Azariah said:
I would be curious to hear from someone who paid for the multi-site tier of service. Did it work?
Also, from a reputation perspective, I would think Azure could benefit from simply offering multi-site as its base package. The reputational damage done by this probably costs far more than the revenue generated by bumping people up a tier.
I can't speak to customers affected by this specific outage, however, I can speak to the general question.
Having a multi-site base package is problematic for many customers... and many applications. Many are just not written for that type of resiliency. At the end of the day... you have to have a single-source-of-truth...
Overall, the question is can you tolerate the risk of a single point of failure and if so, where. One server. One Cable. One firewall. One IP.
The 1st hurdle is redundant content. Can you replicate your content across sites? Do you push or pull that content. Image you are at on a TexAgs forum hosted in San Antonio and NYC. You make a post to a thread. How do the people on the NYC site see your post?
Getting users to multiple sites is very simple, easy and reliable. DNS in itself provides such redundancy, as it hands out multiple IP Addresses, if update your authoritative NS, it should be a relatively quick transition.

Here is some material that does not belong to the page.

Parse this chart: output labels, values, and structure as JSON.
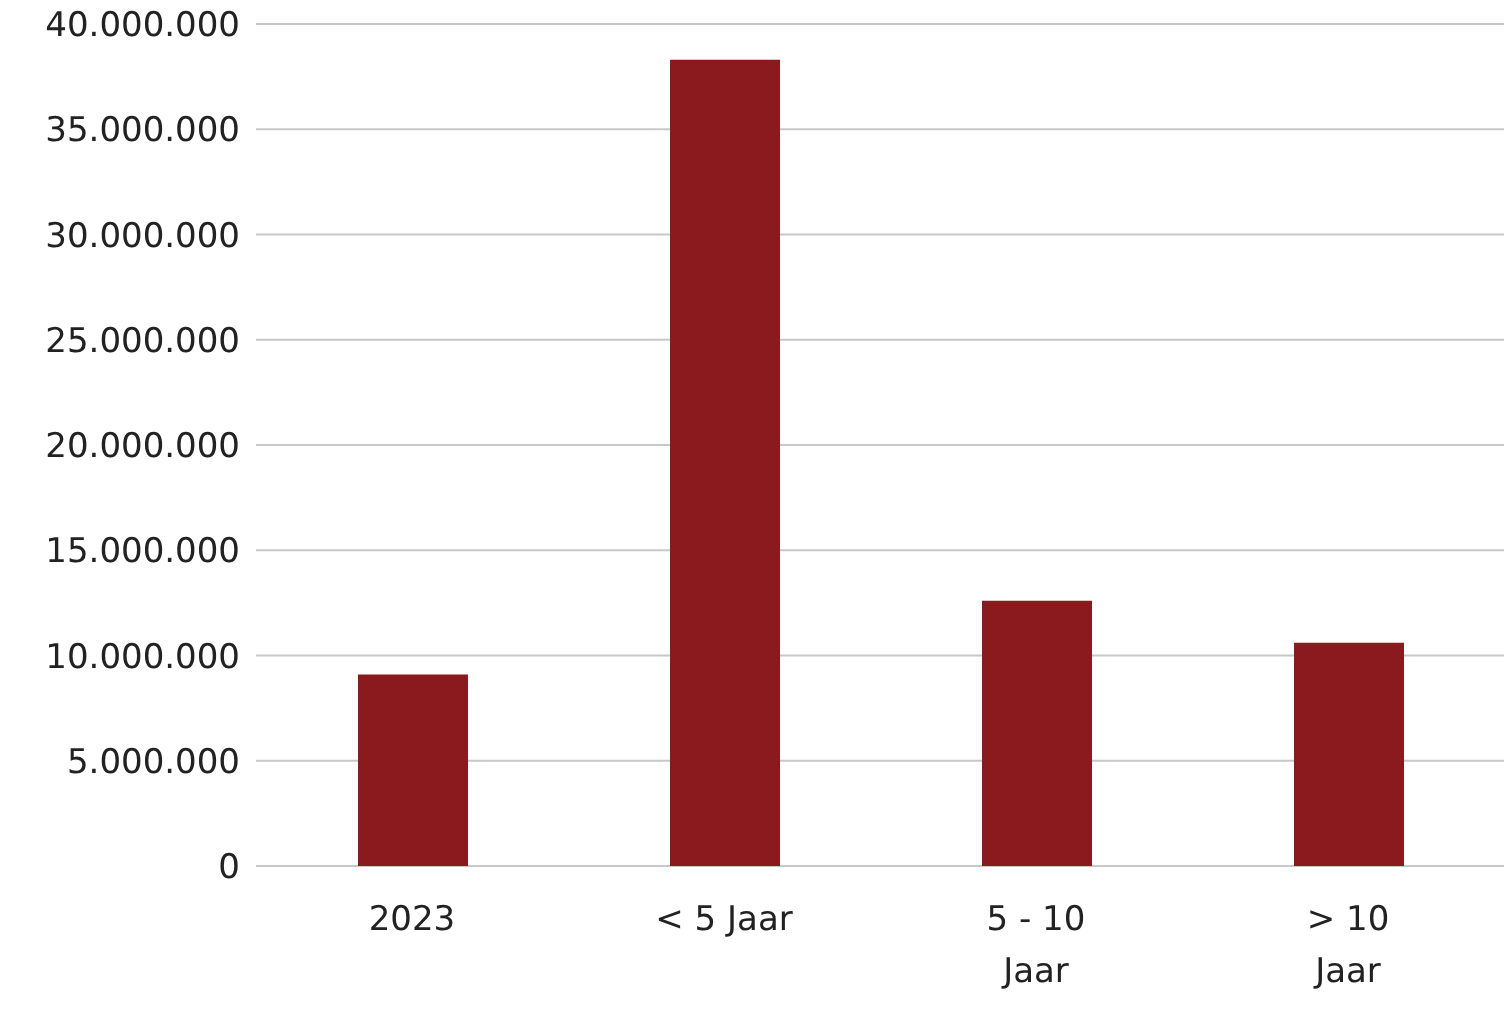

You saw that when TexAgs was able to change the landing page from a 404 to their Twitter feed. GSLB/GLB does that through health checking algorithms that automatically change IP Addresses handed out. The residing issue is TTL for resolution.
Azure, AWS, GCF are just data centers where people host content. In the old days, you could host your equipment in Exodus, Inflow, et al. You buy floor space and a rack... put your "on-prem" equipment there and the hoster provides: Power, Connectivity, A/C, etc. Every thing was touted as redundant, including internet access, power, along with a diesel generator. You could chose one server, or one rack/stack, or redundancy within the hoster. You could also use GLB/GSLB, which is DNS based to failover between different hosters. Two Exodus locations for instance.
Multi-site resiliency was pretty standard over 20 years ago.
There is nothing new to learn here, IMO.
Disclosure... I work with AWS, Azure, GCP, On-Prem and I deal in products that address these issues.
I agree the cost is nominal compared to the cost of an outage, like yesterday... there are thousands of App Owners who looked at the Azure issue and are either saying, "We have the insurance (aka multi-site) to not be affected," or are saying, "We dodge a bullet this time. Hope it isn't us next time."
Even a manual intervention could have been quick, provided the content was stored off-site.